Aylardır beklediğimiz Poyraz Karayel
üçüncü sezonuyla nihayet döndü. Diziyi izlemeyi henüz bitirmiş, tüylerim diken
diken olmayı daha bırakmamışken bölümden aklıma kazınan anları yazmak isterim
zira tek başıma taşıyamayacağım bir duygusallık yaşattı sezon açılışı.
Bir kere bölümün hemen başında
Ayşegül’ün acısını o kadar derinden hissettim, o kadar sanki yanı başımızda acı
çeken biri var ama ona hiç yardım edemiyormuşum gibi oldu ki bölümün devam
ettiği iki saat boyunca kendime gelemedim. Fragmanları izlerken Ayşegül yeni
birine âşık olursa sinir olurum diye düşünüyordum ama acısı o kadar gerçekti
ki, onun da tekrar hayata karışmasını çok istedim, varsın Çınar’la olsun dedim.

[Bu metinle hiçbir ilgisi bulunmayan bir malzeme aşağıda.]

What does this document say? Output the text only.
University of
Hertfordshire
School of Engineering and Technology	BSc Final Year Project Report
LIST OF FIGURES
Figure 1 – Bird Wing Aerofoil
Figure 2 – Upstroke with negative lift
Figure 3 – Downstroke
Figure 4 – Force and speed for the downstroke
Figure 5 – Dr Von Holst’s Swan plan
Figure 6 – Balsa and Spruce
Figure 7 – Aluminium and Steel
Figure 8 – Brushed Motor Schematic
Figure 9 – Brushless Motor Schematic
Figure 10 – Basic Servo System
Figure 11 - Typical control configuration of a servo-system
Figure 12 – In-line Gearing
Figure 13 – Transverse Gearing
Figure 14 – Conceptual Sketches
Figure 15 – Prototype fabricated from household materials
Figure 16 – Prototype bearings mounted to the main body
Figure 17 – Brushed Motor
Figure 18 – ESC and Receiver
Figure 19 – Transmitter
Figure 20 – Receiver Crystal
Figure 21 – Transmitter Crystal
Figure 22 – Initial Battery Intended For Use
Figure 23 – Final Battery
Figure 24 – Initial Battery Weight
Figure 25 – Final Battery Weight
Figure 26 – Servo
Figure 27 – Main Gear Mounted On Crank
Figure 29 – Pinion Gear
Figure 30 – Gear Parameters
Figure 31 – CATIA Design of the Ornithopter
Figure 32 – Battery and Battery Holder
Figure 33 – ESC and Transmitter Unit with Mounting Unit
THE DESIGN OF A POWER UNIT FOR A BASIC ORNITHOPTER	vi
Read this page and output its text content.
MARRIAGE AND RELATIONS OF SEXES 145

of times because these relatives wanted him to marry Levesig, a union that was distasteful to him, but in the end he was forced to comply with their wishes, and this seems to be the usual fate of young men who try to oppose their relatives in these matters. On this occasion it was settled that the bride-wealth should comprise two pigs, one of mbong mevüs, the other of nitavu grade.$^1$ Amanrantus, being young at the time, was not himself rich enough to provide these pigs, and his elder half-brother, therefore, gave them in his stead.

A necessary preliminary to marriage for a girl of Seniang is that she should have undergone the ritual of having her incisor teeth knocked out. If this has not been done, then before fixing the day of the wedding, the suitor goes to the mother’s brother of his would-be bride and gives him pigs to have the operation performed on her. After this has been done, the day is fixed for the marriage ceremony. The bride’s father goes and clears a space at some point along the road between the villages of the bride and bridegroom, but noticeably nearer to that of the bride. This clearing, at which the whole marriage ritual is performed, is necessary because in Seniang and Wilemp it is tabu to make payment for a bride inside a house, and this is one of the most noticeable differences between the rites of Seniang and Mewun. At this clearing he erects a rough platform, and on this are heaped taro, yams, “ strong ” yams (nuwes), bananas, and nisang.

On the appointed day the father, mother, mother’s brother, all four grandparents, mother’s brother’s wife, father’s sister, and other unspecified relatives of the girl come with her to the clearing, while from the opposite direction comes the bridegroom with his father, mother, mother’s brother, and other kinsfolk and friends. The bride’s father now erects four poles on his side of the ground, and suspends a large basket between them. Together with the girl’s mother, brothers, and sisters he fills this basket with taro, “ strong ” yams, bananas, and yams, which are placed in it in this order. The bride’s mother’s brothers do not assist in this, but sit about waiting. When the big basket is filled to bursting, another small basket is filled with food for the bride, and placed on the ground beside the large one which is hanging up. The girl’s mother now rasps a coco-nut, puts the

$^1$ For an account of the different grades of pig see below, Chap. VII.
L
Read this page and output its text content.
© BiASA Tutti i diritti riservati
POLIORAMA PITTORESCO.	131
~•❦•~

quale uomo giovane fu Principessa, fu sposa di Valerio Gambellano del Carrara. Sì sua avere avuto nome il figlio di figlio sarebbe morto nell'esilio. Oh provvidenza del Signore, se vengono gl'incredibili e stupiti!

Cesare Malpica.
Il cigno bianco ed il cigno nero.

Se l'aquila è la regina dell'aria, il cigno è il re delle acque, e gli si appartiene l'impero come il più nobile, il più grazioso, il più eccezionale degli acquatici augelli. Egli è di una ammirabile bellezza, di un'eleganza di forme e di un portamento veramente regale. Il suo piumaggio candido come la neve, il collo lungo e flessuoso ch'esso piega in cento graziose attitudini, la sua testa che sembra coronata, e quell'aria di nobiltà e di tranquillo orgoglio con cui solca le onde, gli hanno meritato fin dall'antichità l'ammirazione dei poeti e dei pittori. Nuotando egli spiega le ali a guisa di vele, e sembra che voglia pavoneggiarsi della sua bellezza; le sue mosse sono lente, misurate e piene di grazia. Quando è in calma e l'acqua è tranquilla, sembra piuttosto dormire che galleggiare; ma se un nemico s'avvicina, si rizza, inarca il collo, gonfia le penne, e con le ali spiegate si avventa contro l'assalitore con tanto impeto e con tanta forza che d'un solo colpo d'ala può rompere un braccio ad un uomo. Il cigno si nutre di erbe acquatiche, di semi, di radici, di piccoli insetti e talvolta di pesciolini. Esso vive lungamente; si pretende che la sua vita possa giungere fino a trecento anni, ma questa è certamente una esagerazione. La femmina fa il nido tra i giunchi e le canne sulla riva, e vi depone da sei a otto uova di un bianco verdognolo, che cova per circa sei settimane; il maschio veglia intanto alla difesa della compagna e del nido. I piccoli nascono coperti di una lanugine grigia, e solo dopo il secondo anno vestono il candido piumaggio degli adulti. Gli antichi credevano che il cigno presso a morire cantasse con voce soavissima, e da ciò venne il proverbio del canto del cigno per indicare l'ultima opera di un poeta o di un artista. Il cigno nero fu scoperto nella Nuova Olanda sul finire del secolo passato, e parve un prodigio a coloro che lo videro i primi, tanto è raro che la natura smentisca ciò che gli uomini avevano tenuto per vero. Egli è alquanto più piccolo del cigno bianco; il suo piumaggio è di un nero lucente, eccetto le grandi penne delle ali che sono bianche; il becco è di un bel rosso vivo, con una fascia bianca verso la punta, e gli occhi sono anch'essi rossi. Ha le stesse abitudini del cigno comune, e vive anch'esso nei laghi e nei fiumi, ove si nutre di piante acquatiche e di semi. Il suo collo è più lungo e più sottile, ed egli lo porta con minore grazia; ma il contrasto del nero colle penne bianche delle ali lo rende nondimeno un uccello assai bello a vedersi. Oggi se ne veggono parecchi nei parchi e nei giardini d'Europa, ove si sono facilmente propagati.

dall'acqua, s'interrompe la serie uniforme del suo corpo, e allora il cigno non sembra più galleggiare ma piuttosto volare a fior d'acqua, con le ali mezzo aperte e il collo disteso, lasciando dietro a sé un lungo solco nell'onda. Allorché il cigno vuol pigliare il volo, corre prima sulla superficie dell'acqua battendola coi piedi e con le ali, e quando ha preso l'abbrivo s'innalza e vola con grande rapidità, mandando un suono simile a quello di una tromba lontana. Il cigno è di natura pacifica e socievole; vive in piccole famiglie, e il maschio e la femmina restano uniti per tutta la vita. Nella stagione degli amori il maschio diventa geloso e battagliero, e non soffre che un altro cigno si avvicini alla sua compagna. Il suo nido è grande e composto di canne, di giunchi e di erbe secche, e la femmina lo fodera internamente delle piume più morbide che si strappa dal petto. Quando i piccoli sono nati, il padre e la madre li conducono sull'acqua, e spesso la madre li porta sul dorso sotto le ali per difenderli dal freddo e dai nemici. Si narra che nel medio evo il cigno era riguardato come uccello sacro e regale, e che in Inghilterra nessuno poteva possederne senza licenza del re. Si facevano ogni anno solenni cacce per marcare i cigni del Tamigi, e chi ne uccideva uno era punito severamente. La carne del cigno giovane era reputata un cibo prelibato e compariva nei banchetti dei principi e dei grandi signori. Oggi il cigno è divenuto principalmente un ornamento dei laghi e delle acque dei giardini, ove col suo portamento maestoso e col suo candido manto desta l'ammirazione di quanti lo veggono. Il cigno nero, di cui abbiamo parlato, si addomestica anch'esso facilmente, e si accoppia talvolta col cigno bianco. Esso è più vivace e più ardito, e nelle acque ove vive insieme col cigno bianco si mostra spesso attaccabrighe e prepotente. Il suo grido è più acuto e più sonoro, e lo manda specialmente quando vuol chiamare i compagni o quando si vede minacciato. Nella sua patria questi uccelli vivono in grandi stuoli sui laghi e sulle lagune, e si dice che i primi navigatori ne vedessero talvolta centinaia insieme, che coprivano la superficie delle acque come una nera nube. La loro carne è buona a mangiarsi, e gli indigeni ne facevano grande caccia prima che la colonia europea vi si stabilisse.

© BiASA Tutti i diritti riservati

Her sahne hafif fluydu ama ben ağladığım için mi, yoksa Poyraz’ın yokluğunun
sesinden miydi emin değilim. Bunca acıya dayanamayan Ayşegül’ün intihar edip de
ölememesinden sonra kurduğu ‘Beyin ölümüm gerçekleşmediğinden, teknik olarak
yaşıyor olmakla suçlandım.’ cümlesini duyduğum an Poyraz Karayel’i neden bu
kadar çok özlediğimi hatırladım bu arada. İyi ki geldi, hoş geldi.
Bir diğer perişanlıktan
perişanlığa sürüklenmeme vesile olan sahne Sinan’ın İsa ile görüntülü
konuşmasıydı. Küçücük kalbiyle üzülmüyormuş, artık koca adammış da çok
güçlüymüş gibi yapan Sinan’a ekrandan doğru sarılasım geldi. Sen benim
kahramanımsın Sinan Karayel.
Meltem’in Poyraz’ın yaşadığına
olan inancını izlerken aklıma Akıl Oyunları filmi ve John Nash geldi fakat
kızcağız haklıymış anlaşılan. Zülfikar’ın onu hayata döndürme çabaları güzeldi
ama elbette yetmezdi. Benim bildiğim Zülfikar cümle acılara göğüs gerer,
sevdiğini her koşulda pamuklara sarar sarmalar, değil iki yıl, yirmi yıl da
geçse yalnız bırakmazdı onu ama işte o da eski Zülfikar değil ki. Meltem’e söylediği
‘Poyraz öldü. Sema gibi, Sefer gibi öldü’ cümlesi bunun en büyük ispatı. Her
giden Zülfikar’dan da bir şeyler götürdü, hele Sefer. Yine de Zülfikar’la
Taşkafa’nın İsa’ya ödev yaptırabilecek kadar hayata dönmüş olmaları beni çok
mutlu etti, İsa kıymetlimdir.
Bahri Baba’nın acımayı külliyen
bir tarafa bıraktığına şahit olmamız da beni çok etkiledi. ‘Mafya babasında ne
arar acıma?’ diyebilirsiniz ama Bahri Baba ‘Günün nasıl geçti?’ sorusuna ‘Ayşegül’e
ateş eden adamı öldürdüm’ deyip yürümeye devam edecek adam değildi. Hele o ince
narin nazenin Despina Hanım, bu cevap üzerine ‘Karnın aç mı?’ diyecek kadın hiç
değildi. Zaman ve acılar herkesi farklı vuruyor tabii. Bahri Baba’nın Sema’nın
fotoğrafına bakması içimi çekti, ağlattı beni zira Poyraz Karayel’de en çok
etkilendiğim şeylerden bir tanesi de her zaman aile olmanın kan bağıyla alakası
olmaması vurgusudur. Elbette Sema Bahri Baba’nın en kıymetli iki kızından
biriydi ve o gidince kolu kanadı kırıldı. Kentsel dönüşüm kapsamında evsiz
kalan Albay’ı Bahri Baba’nın evine götürürken Taşkafa’nın da Ümran’ın da bir an
bile tereddüt etmemesi de bu sebepten değil miydi? İnsan ancak ailesinin evine
yanında birini götürürken hiç ‘Acaba isterler mi onu da?’ demez çünkü aile sadece
seni değil, seninle gelen her şeyi de kabullenir ve evet bunun kan bağıyla
ilgisi yoktur.
Tanıdık yüzleri o kadar özlemiştim ki, onlara kavuşmanın sevinciyle ekibe yeni katılanlara bu ilk bölümde pek de aldıramadım açıkçası, onları artık ilerleyen bölümlerde tanıyacağız umarım. Üçüncü sezon güzel başladı, devamı
gelsin ve Poyraz’ı da bir an evvel aramızda görelim dilerim. İyi seyirler.